Sunday, December 12, 1999:
Recall, Recollection, Reconnection
Have you ever been in the situation where you almost remembered something? It’s right there, just on the tip of the brain. You can almost get it. But not quite.
How about when you wake in the morning from a dream? You can remember that you were dreaming but you can only almost remember the dream. Then as soon as you remember one part of the dream whole segments come streaming back in.
In a movie every time the main character suffers from amnesia the doctor recommends that the victim be put into familiar surroundings so that perhaps his or her memory can be simulated.
But what if you are trying to recall something which is from another realm — such as the aforementioned dream, or perhaps even something from an entirely different dimension? In this case how can you put yourself in “familiar surroundings”? There are answers to this. One answer, the answer most related to “Effects of Video Games on the Dead” is…. video games. But then you probably guessed that from the title of this piece. At least I hope you were able to hold the thread of consciousness long enough to carry that association forward from the top of the page to this middle part. But that’s another topic for another time. For the moment we are exploring the use of video games as a source of familiar surroundings.
Consider the plight of Tibetan students who would spend years and years learning the techniques of visualization just so they may visualize the familiar surroundings of the Bardos. We live in a time that affords us a wonderful opportunity. We can use the advent of computers and software to explore alternate spaces without the expenditure of decades perfecting the art of yantra. But you say, learning the art of yantra had many other benefits. Okay, here’s the deal. In order to learn the art of yantra reincarnate into Tibet sixty or seventy years ago — before the pesky Chinese made such a mess of it. But while you are incarnated here in this time make use of the tools available in this time. Cook in the kitchen, wash in the bathroom. These are simple concepts folks. So, while you are living in this brief time period in which cyber-space is so available use it. And use it wisely.
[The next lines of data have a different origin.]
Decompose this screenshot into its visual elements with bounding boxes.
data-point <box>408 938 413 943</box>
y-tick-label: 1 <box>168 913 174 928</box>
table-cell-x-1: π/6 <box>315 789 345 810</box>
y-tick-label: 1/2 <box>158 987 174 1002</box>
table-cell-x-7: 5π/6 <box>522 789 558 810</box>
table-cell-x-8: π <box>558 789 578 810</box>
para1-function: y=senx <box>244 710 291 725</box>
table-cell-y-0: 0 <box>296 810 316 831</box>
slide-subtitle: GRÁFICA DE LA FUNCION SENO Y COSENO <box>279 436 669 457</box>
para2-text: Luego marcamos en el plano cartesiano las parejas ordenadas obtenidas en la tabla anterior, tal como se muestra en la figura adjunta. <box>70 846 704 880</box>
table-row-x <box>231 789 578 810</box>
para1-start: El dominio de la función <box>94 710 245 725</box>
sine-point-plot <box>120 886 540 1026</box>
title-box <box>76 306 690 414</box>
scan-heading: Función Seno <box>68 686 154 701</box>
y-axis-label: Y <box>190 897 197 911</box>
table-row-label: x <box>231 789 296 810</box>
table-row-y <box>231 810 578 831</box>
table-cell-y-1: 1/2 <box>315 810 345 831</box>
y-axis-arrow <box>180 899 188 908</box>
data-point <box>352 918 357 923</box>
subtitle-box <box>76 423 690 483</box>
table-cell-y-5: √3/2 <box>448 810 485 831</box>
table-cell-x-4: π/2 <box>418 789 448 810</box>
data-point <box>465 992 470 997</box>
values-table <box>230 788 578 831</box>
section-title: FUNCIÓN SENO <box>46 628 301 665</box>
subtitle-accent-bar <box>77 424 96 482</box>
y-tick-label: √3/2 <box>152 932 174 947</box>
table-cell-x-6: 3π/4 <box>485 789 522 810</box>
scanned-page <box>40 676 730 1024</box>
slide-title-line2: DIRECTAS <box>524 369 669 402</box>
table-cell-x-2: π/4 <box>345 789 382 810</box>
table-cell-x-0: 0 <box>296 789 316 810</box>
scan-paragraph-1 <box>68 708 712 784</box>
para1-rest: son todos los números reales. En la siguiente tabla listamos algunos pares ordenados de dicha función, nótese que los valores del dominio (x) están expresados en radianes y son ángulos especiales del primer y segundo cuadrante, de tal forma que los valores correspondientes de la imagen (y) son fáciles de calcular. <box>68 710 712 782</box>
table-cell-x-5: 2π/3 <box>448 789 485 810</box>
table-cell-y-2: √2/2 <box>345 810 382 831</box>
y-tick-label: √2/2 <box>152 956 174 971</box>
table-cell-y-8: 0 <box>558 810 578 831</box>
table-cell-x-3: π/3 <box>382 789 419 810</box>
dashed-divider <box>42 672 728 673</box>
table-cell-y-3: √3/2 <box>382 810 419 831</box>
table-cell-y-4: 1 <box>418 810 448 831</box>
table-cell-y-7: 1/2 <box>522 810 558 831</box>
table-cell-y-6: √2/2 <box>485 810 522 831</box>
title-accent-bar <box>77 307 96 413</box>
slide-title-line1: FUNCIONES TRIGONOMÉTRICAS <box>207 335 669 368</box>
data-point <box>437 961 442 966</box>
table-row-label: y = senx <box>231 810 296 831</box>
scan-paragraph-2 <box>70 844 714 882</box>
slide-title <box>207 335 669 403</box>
In ancient Tibet the rough road to visualization and the hardships of learning such a skill kept the dilettantes and masturbatory off the path. The secret was protected by the dual guardians of “Why Bother?” and “It’s Too Tough”. Guess what folks even though we have found a way to circumvent the decades of visualization training the secret still keeps itself. In fact the same two guardians are still hard at work.
“Why Bother?” It’s just a stupid video game. What could I possibly learning playing a video game that will be of any benefit to my spiritual growth? The idea is ridiculous. If it had any value Crowley, or Gurdjieff, or Krishnamurti, or Buddha, or Yogananda, or Hazrat Inyat Khan, or this one, or that one, etc., and etc. would have used it. Yep they would have if it had been available. However, don’t let me dissuade you from being brushed off the path by the guardian “Why Bother?” I couldn’t agree with you more, why bother? It’s pointless and a definite waste of your time. But then again if you are aching with an almost-remembered piece of another realm you have my pity, sympathy and suggestion to not be dissuaded without giving it a thorough test yourself. Personal experience, personally experienced. Good formula.
But what about that other guardian “It’s Too Tough”? If you had to rediscover the technology yourself it would be too tough. Fortunately E.J. Gold has devoted a great part of his Work Life this incarnation in the development of Bardo Gaming for spiritual growth. This technology along with the help from fellow travelers on the cyber-path will help each and everyone of us get over the worst of the speed bumps and pot-holes. At least that is the hope and wish.